José Rebouças da S. Segundo[28]
Resumo Esse texto faz parte da pesquisa de monitoramento eleitoral do NUDEB sobre evangélicos e o papel da Igreja Assembleia de Deus no cenário político brasileiro. Este boletim tem como objetivo continuar a análise sobre discursos políticos cristãos da Igreja Assembleia de Deus e analisar a forma em que essa população tem compreendido e dado significados a política a partir desses discursos. Observar o discurso evangélico sobre política nos dá pistas sobre o modo como ela tem sido compreendida pelo segmento. Levanto a hipótese de que, por mais que lideranças evangélicas assembleianas tenham disseminado discursos que aparentam representar o segmento, existem diferentes tipos de camadas de compreensões que precisam ser avaliadas quando analisamos o segmento do lado dos fiéis. Para essa análise, retomo conclusões do boletim anterior, trago dados recolhidos da pesquisa etnográfica iniciada em 2017 em São Luís – MA em uma Igreja Assembleia de Deus e analiso a bibliografia sobre o tema.
Introdução
A Igreja Assembleia de Deus (IAD) é, em boa parte, responsável por um discurso moral cristão sobre a política partidária [28]. Ao analisar o canal da rede social digital Youtube de Silas Malafaia, que reúne vídeos de até três minutos, pude perceber padrões de discurso sobre política que possuem argumentos centrais: a defesa da pauta contra a corrupção, ataques ao Partido dos Trabalhadores, a defesa do presidente Bolsonaro, ataques à imprensa, apresentada como esquerdista. Com a saudação “povo abençoado do Brasil” no início de seus vídeos, o líder pentecostal consegue evocar pautas complexas sob a “identidade cristã”. Da mesma forma, existem outras figuras relevantes no jogo político partidário religioso que representam o bloco evangélico e o sugerem enquanto unidade. É o caso da Frente Parlamentar Evangélica (FPE), que tem agido no embate a pautas progressistas geralmente relacionadas aos movimentos LGBTQIA+ e feministas. Alguns exemplos de pautas criticadas pela FPE são a legalização do direito ao aborto e a educação sexual nas escolas, que caracterizam um perfil de uma “política cristã”.

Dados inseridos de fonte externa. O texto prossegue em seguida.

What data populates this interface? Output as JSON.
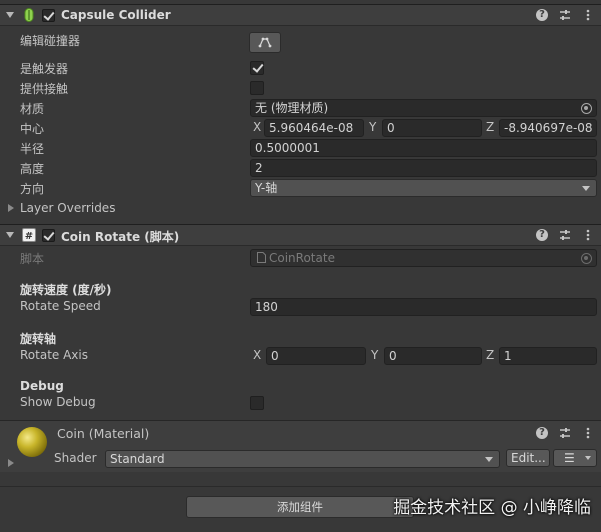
{
  "capsule": {
    "title": "Capsule Collider",
    "edit_collider_label": "编辑碰撞器",
    "is_trigger_label": "是触发器",
    "is_trigger": true,
    "provides_contacts_label": "提供接触",
    "provides_contacts": false,
    "material_label": "材质",
    "material_value": "无 (物理材质)",
    "center_label": "中心",
    "center": {
      "x_label": "X",
      "x": "5.960464e-08",
      "y_label": "Y",
      "y": "0",
      "z_label": "Z",
      "z": "-8.940697e-08"
    },
    "radius_label": "半径",
    "radius": "0.5000001",
    "height_label": "高度",
    "height": "2",
    "direction_label": "方向",
    "direction": "Y-轴",
    "layer_overrides_label": "Layer Overrides"
  },
  "coin_rotate": {
    "title": "Coin Rotate (脚本)",
    "script_label": "脚本",
    "script_value": "CoinRotate",
    "speed_header": "旋转速度 (度/秒)",
    "speed_label": "Rotate Speed",
    "speed_value": "180",
    "axis_header": "旋转轴",
    "axis_label": "Rotate Axis",
    "axis": {
      "x_label": "X",
      "x": "0",
      "y_label": "Y",
      "y": "0",
      "z_label": "Z",
      "z": "1"
    },
    "debug_header": "Debug",
    "debug_label": "Show Debug",
    "show_debug": false
  },
  "material": {
    "title": "Coin (Material)",
    "shader_label": "Shader",
    "shader_value": "Standard",
    "edit_label": "Edit...",
    "list_label": "☰"
  },
  "footer": {
    "add_component_label": "添加组件",
    "watermark": "掘金技术社区 @ 小峥降临"
  },
  "colors": {
    "background": "#383838",
    "header": "#3e3e3e",
    "field": "#2a2a2a",
    "collider_icon": "#8fd14f",
    "material_sphere": "#c8b52a"
  }
}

O que é convergente nesses dois casos apresentados, Silas e a FPE, é que existe uma espécie de representação da vontade e da opinião evangélica que se apresentaria como uma unidade política cristã. De acordo com o Instituto de Estudos da Religião (ISER)[30] tem crescido o número de políticos que têm aderido à postura de campanha eleitoral que divulga sua identidade religiosa. O que indica a relevância da identidade religiosa no Brasil. Essa representação político-religiosa é capaz de congregar mais do que apenas o público evangélico, mas também espíritas e católicos – vide dados do Datafolha[31] sobre o apoio religioso ao então candidato de extrema direita Jair M. Bolsonaro.

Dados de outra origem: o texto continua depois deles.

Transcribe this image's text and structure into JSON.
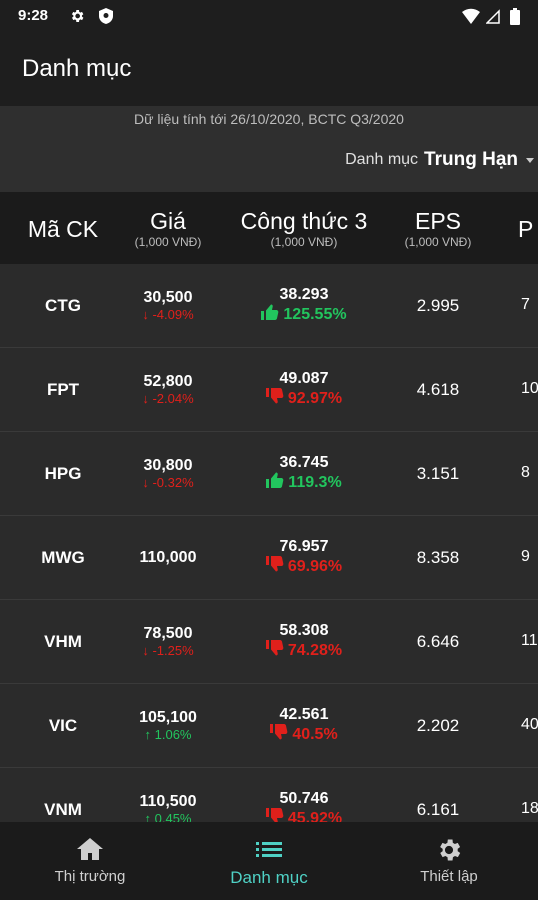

No cenário geral é como se houvesse uma relação direta entre cristãos e extrema direita, representados pelos discursos morais sobre política, encabeçados por lideranças evangélicas assembleianas. Entretanto, esse boletim desconfia de que haja simplesmente uma espécie de chave ontológica que associa evangélicos à extrema direita brasileira. Ao contrário, ele busca levantar algumas questões sobre o contexto político no qual esse segmento está inserido e tenta compreender: quais as razões da adesão desse público a esse discurso? Será que esse discurso representa essas pessoas? Quais são as representações desse discurso na vida cotidiana de evangélicos?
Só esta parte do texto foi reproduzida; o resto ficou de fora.